Our work to develop the national standards for provisional licensure includes four areas of work. One is the eligibility criteria, or what gets you into the system to begin with. Two is the pre-licensure assessment. If that goes well, there are supervision requirements for the applicant or the licensee for the duration of that provisional licence. And finally, there is a formative assessment that will take the applicant from a provisional licence to a full licence.
This work is pivotal to our goal of meeting the requirements under chapter 7, which is labour mobility in the agreement on internal trade. It is ahead of the expectations stated about the medical profession in the pan-Canadian framework for the assessment and recognition of foreign qualifications.

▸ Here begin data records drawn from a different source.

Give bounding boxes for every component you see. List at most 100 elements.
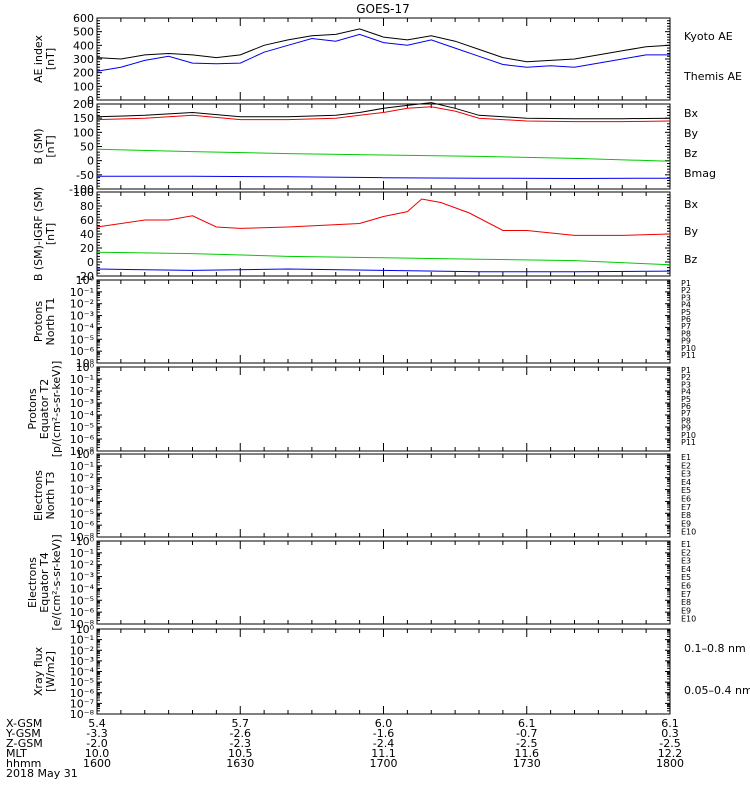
legend-entry: P4 <box>681 388 691 397</box>
y-tick-label: 10⁻² <box>70 559 94 572</box>
legend-entry: P2 <box>681 373 691 382</box>
y-tick-label: 10⁻⁸ <box>70 445 95 458</box>
y-axis-label: North T1 <box>44 298 57 346</box>
y-tick-label: 10⁻¹ <box>70 460 94 473</box>
y-tick-label: -100 <box>69 183 94 196</box>
y-tick-label: 100 <box>73 186 94 199</box>
legend-entry: P7 <box>681 322 691 331</box>
footer-value: -2.5 <box>516 737 537 750</box>
legend-entry: E7 <box>681 590 691 599</box>
series-by <box>96 148 671 162</box>
footer-value: -0.7 <box>516 727 537 740</box>
legend-entry: P5 <box>681 308 691 317</box>
panel-frame <box>96 540 671 625</box>
legend-entry: E6 <box>681 582 691 591</box>
legend-entry: Bz <box>684 147 698 160</box>
footer-row-label: Z-GSM <box>6 737 43 750</box>
y-tick-label: 10⁻³ <box>70 484 94 497</box>
footer-value: 11.1 <box>371 747 396 760</box>
panel-frame <box>96 628 671 715</box>
y-tick-label: 20 <box>80 242 94 255</box>
legend-entry: E8 <box>681 511 691 520</box>
y-tick-label: 10⁰ <box>76 448 95 461</box>
footer-row-label: MLT <box>6 747 27 760</box>
y-tick-label: 10⁻² <box>70 298 94 311</box>
y-tick-label: 10⁰ <box>76 361 95 374</box>
legend-entry: P8 <box>681 416 691 425</box>
legend-entry: E7 <box>681 503 691 512</box>
legend-entry: P3 <box>681 380 691 389</box>
legend-entry: P3 <box>681 293 691 302</box>
y-tick-label: 10⁻⁸ <box>70 531 95 544</box>
y-axis-label: Electrons <box>26 557 39 608</box>
y-tick-label: 60 <box>80 214 94 227</box>
y-tick-label: -20 <box>76 270 94 283</box>
footer-value: 6.0 <box>375 717 393 730</box>
legend-entry: E9 <box>681 519 691 528</box>
y-tick-label: 100 <box>73 126 94 139</box>
y-tick-label: 10⁰ <box>76 274 95 287</box>
y-tick-label: 10⁻³ <box>70 310 94 323</box>
legend-entry: Bz <box>684 253 698 266</box>
y-tick-label: 10⁻⁵ <box>70 421 94 434</box>
legend-entry: P10 <box>681 431 696 440</box>
y-tick-label: 500 <box>73 26 94 39</box>
legend-entry: E10 <box>681 615 696 624</box>
y-tick-label: 10⁻⁶ <box>70 433 95 446</box>
y-tick-label: 10⁻⁶ <box>70 606 95 619</box>
series-themis-ae <box>96 28 671 63</box>
panel-frame <box>96 191 671 277</box>
footer-value: 5.4 <box>88 717 106 730</box>
legend-entry: E1 <box>681 540 691 549</box>
y-tick-label: 10⁻¹ <box>70 373 94 386</box>
y-tick-label: 10⁰ <box>76 623 95 636</box>
y-axis-label: Xray flux <box>32 646 45 696</box>
y-tick-label: 10⁰ <box>76 535 95 548</box>
footer-value: 1600 <box>83 757 111 770</box>
figure-title: GOES-17 <box>356 2 410 16</box>
footer-value: 10.0 <box>85 747 110 760</box>
legend-entry: E4 <box>681 478 691 487</box>
footer-value: 0.3 <box>661 727 679 740</box>
legend-entry: E2 <box>681 461 691 470</box>
y-axis-label: [e/(cm²-s-sr-keV)] <box>50 534 63 630</box>
footer-row-label: 2018 May 31 <box>6 767 78 780</box>
y-tick-label: 0 <box>87 155 94 168</box>
y-axis-label: B (SM)-IGRF (SM) <box>32 187 45 281</box>
y-tick-label: 40 <box>80 228 94 241</box>
y-axis-label: [nT] <box>44 223 57 245</box>
footer-value: -3.3 <box>86 727 107 740</box>
series-bz <box>96 106 671 123</box>
footer-value: 11.6 <box>515 747 540 760</box>
y-tick-label: 10⁻⁵ <box>70 594 94 607</box>
legend-entry: Themis AE <box>683 70 742 83</box>
legend-entry: P1 <box>681 366 691 375</box>
legend-entry: P11 <box>681 351 696 360</box>
y-tick-label: 0 <box>87 94 94 107</box>
legend-entry: 0.05–0.4 nm <box>684 684 750 697</box>
legend-entry: E3 <box>681 470 691 479</box>
panel-frame <box>96 366 671 452</box>
legend-entry: P4 <box>681 301 691 310</box>
legend-entry: Bmag <box>684 167 716 180</box>
y-tick-label: 10⁻² <box>70 472 94 485</box>
y-axis-label: Equator T2 <box>38 379 51 439</box>
footer-value: 1700 <box>370 757 398 770</box>
legend-entry: By <box>684 127 699 140</box>
y-tick-label: 0 <box>87 256 94 269</box>
footer-value: 10.5 <box>228 747 253 760</box>
legend-entry: P7 <box>681 409 691 418</box>
y-tick-label: 10⁸ <box>76 357 95 370</box>
y-tick-label: 10⁻⁶ <box>70 345 95 358</box>
footer-value: 5.7 <box>232 717 250 730</box>
legend-entry: 0.1–0.8 nm <box>684 642 746 655</box>
y-tick-label: 10⁻⁴ <box>70 321 95 334</box>
panel-7: 10⁻⁸10⁻⁶10⁻⁵10⁻⁴10⁻³10⁻²10⁻¹10⁰Electrons… <box>26 534 696 631</box>
y-tick-label: 400 <box>73 39 94 52</box>
legend-entry: P8 <box>681 329 691 338</box>
series-kyoto-ae <box>96 33 670 72</box>
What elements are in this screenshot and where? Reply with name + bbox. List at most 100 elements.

We are working with the two national organizations that are responsible for the quality of family medicine and other specialist medical training in Canada. I mentioned them before. They are the College of Family Physicians of Canada and the Royal College of Physicians and Surgeons of Canada. Both are doing what they can with their resources to determine the equivalency of medical training programs in other countries.
However, we know that we'll never have a complete picture of the equivalency, or even reasonable equivalency, of medical training around the world. Medical regulators in Canada will always have to rely on made-in-Canada assessments tailored to what is known about the quality of each international medical graduate. A tailored approach to assessments will be much more efficient than a one-size-fits-all approach, in our opinion. Although that might mean a faster track for graduates from some countries, we believe we can create a standardized approach that will be used across the country and that will be defensible both from the academic perspective and a human rights perspective.
The extensive experience and commitment of medical regulators in this country to foreign qualifications assessment and recognition is demonstrated by the licensing statistics in the table that was distributed today. We can get into this table later on, but you should have this before you--I translated it myself--and it will show you some numbers. We have asked our medical regulatory authorities to now start separating full and provisional licences for graduates of the Canadian system and international medical graduates.
You can do a bit of arithmetic and see that in some jurisdictions last year there were more international medical graduates who received new licences than graduates of the Canadian medical education system. We can talk about that a bit later.
This is a process in evolution, as we move to national standards. The way that people capture and upload the data to us will also be standardized.
Provincial and federal departments of labour and of health are very aware of the intensity with which medical regulatory authorities across Canada are developing a renewed national standard for physician registration, one that includes a common approach to the recognition and licensing of international medical graduates.
I can't repeat the next little bit enough: Medical regulatory authorities are tasked by governments in legislation to ensure physicians provide safe and effective care. They must walk a fine line between expectations for quality care and for access to any service at all in some parts of Canada.
Thank you for you attention. I will be pleased to answer questions in both official languages.